As medidas tomadas, como a queima de enxofre nas casas, não são muito eficazes. A epidemia de peste progrediu na cidade velha. Pessoas ricas deixaram Marselha para se refugiarem nos seus bastides na área circundante. O corpo de cozinha, a pedido do médico de cozinha que afirmou ser de facto a peste, entrincheirou-se no arsenal, que foi isolado do mar por um estrondo feito de vigas flutuantes. O modesto povo criou um enorme campo na planície de Saint-Michel (agora o Lugar Jean-Jaurès). A 31 de Julho de 1720, o Parlamento de Aix proibiu os habitantes de Marselha de deixar as suas terras e os habitantes da Provença de comunicar com eles.

A partir de 9 de Agosto, mais de cem pessoas morrem todos os dias. As enfermarias já não podiam receber os doentes; os cadáveres eram atirados para as ruas. Em meados de Agosto, os médicos François Chicoyneau e Verny, da Universidade de Montpellier, vieram a Marselha por ordem do Regente, aconselhados pelo seu primeiro médico Pierre Chirac.
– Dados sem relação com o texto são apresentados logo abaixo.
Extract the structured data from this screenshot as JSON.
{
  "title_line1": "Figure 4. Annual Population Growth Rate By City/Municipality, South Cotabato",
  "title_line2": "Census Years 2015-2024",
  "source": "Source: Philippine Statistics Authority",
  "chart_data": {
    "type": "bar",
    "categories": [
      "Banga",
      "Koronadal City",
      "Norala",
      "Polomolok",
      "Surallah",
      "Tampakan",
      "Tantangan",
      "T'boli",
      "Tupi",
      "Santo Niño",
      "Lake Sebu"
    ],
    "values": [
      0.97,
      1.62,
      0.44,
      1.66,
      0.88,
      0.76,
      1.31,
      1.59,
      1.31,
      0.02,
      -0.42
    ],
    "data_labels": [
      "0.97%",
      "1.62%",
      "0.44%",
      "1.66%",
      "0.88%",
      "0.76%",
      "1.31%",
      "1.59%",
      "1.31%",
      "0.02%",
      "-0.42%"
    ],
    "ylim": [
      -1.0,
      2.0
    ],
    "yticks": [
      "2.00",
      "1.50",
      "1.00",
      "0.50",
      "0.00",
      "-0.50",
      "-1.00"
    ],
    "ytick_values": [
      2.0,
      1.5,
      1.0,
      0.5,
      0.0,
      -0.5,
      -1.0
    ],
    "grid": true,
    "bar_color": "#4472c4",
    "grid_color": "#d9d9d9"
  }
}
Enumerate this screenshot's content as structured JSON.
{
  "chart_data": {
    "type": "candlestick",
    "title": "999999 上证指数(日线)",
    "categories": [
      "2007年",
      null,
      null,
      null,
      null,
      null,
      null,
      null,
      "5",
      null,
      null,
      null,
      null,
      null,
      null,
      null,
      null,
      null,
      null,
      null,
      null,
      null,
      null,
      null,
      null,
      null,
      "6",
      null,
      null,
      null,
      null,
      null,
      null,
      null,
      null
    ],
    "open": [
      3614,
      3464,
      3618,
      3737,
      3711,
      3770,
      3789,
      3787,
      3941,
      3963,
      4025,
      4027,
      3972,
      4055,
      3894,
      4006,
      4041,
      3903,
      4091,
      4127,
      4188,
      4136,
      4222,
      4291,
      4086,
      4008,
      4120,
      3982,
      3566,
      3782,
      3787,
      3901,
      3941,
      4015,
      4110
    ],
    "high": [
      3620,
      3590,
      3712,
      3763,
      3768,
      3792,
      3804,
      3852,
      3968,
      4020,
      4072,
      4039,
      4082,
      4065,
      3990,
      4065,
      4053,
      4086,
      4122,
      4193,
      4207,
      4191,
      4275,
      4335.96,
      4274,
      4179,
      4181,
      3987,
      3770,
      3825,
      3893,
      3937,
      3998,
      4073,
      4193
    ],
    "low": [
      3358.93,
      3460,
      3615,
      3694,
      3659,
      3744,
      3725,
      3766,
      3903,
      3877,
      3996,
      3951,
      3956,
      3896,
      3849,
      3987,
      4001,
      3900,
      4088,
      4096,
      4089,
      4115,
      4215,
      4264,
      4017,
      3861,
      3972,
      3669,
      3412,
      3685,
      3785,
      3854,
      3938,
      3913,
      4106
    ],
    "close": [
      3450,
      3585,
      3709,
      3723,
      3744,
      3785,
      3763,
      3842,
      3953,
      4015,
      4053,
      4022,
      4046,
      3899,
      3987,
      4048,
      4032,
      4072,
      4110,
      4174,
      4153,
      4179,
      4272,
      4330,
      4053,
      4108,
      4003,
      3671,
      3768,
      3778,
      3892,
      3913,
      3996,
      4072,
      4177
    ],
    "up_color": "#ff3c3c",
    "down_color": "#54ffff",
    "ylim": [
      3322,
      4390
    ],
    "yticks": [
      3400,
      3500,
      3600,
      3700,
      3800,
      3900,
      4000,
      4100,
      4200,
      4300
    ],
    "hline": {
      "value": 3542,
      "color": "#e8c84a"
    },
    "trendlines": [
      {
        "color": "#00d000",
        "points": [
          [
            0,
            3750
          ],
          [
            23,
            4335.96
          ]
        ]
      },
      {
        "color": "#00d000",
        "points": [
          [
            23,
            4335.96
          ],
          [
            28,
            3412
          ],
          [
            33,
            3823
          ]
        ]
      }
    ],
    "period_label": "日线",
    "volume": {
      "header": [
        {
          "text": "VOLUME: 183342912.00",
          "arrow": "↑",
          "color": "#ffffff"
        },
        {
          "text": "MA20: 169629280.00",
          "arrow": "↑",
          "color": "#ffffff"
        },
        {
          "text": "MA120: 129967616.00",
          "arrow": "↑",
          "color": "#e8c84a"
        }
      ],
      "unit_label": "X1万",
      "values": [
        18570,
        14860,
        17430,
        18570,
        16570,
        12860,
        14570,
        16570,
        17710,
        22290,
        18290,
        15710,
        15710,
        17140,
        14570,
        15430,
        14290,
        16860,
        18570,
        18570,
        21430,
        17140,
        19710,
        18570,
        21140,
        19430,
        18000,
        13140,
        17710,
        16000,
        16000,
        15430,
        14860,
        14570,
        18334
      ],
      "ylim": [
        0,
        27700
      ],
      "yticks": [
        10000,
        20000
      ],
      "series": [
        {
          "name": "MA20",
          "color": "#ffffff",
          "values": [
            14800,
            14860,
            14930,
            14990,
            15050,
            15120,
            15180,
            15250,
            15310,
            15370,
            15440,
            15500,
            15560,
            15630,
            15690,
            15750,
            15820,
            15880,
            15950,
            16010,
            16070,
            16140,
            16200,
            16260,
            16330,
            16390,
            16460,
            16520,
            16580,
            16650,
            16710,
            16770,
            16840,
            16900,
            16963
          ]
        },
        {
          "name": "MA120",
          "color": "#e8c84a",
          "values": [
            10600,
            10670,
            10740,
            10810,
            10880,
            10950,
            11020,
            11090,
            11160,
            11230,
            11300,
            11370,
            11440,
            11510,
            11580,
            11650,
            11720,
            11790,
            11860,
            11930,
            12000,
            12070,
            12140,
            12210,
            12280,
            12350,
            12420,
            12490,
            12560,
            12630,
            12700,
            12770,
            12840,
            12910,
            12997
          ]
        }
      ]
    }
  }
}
Os emuladores da escola de medicina de Salerno, o seu diagnóstico, em oposição aos médicos de Marselha com formação escolar, era óbvio: era a peste.
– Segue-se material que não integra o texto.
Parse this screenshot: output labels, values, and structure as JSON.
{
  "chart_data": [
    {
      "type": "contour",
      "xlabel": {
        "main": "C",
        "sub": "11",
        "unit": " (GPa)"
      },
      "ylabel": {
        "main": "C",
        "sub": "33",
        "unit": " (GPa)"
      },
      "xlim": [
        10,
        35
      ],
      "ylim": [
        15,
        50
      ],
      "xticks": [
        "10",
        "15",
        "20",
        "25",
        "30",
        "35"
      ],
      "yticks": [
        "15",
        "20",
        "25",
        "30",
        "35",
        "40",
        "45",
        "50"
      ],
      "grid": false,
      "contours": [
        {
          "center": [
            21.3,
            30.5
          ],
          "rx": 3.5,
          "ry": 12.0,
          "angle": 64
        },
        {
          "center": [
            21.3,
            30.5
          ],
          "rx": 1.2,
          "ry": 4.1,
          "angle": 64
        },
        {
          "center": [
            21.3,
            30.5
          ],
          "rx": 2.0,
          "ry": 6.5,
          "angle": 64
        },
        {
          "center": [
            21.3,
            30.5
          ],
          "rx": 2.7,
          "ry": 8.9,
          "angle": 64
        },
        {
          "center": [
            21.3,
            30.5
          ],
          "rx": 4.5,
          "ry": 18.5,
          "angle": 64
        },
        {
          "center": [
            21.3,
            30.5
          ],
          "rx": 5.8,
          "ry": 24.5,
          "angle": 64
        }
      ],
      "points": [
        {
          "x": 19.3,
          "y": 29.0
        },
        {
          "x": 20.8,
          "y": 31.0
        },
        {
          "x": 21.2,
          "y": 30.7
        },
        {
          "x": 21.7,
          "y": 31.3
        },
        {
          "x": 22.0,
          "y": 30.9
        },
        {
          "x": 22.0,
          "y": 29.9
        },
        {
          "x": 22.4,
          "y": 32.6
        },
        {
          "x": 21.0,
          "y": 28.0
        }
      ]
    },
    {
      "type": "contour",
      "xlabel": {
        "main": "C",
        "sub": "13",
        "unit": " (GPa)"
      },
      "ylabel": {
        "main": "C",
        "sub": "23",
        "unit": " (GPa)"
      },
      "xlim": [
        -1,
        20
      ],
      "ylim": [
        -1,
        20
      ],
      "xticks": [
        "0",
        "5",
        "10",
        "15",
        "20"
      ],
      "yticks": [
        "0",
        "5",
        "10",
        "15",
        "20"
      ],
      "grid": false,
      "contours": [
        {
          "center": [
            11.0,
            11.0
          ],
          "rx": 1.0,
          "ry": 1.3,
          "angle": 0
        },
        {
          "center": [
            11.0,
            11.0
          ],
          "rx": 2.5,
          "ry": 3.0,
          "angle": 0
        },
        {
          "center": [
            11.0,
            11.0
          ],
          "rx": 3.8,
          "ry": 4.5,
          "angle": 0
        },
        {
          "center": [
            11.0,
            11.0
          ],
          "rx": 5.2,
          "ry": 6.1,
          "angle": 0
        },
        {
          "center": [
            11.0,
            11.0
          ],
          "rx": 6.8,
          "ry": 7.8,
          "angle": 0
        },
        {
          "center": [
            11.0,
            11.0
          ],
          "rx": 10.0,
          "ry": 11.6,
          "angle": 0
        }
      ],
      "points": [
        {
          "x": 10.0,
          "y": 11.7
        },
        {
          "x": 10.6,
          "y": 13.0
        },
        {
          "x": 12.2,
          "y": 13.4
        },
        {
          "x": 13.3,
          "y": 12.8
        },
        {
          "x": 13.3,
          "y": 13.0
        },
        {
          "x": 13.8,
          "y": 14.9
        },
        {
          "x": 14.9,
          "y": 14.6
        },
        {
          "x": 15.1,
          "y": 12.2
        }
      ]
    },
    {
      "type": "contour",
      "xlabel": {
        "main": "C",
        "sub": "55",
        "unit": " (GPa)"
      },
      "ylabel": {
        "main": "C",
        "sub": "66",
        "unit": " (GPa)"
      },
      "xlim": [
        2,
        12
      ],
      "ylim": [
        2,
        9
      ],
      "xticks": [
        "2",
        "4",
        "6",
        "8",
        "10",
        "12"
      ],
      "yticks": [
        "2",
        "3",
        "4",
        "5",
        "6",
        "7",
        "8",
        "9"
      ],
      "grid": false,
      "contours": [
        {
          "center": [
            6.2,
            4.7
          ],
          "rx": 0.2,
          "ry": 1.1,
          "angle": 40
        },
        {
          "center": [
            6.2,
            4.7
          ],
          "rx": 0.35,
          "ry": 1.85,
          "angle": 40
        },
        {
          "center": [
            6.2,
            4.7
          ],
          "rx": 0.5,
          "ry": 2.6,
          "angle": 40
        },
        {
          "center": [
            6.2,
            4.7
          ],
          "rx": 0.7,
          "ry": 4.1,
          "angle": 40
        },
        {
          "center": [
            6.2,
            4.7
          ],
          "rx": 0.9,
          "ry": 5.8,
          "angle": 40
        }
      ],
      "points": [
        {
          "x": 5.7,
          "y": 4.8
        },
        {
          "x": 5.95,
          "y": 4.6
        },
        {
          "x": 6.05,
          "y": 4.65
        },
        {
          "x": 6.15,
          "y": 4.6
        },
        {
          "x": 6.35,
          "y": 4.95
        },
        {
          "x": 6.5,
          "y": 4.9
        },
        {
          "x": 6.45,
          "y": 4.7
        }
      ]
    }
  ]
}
No final de Agosto, todos os distritos de Marselha foram afectados, incluindo o distrito de Rive-Neuve, separado da cidade pelo porto e pelo vasto arsenal das galés. Apesar das medidas tomadas pelo Chevalier Roze, então capitão deste distrito, foi impossível cortar toda a comunicação com a velha cidade contaminada, daí a propagação do contágio. Trezentas pessoas morriam todos os dias. Famílias inteiras desapareceram, nem uma única rua da cidade velha foi poupada. As igrejas fecharam as suas portas uma após a outra: mil pessoas morriam todos os dias.

Numerosos regulamentos foram postos em prática pelas várias autoridades locais e parlamentos. A fim de harmonizar os regulamentos, o Conseil d”État emitiu uma decisão a 14 de Setembro de 1720 que anulou todas as medidas tomadas, declarou o bloqueio de Marselha e regulamentou a polícia marítima. O decreto marcou uma clara tomada de controlo pelo poder real e uma expropriação dos poderes das autoridades locais, a tal ponto que o parlamento de Aix protestou recusando-se a registá-lo. Foi afixada em todos os limites que estabeleceu e anunciou que iria impor pesadas sanções a qualquer pessoa que infringisse as disposições relativas a quarentenas e bilhetes de saúde (galé para homens e banimento para mulheres, morte em caso de reincidência). Mas já era demasiado tarde: o bacilo tinha-se espalhado pelo interior e seriam necessários mais dois anos de luta para erradicar a peste do Languedoc e da Provença, pois foi a 22 de Setembro de 1722 que a última quarentena foi ordenada em Avignon. Foi criado um cordão sanitário para proteger o resto da França, com o muro da peste nas montanhas Vaucluse estendido até ao Durance ao longo do Jabron e depois até aos Alpes.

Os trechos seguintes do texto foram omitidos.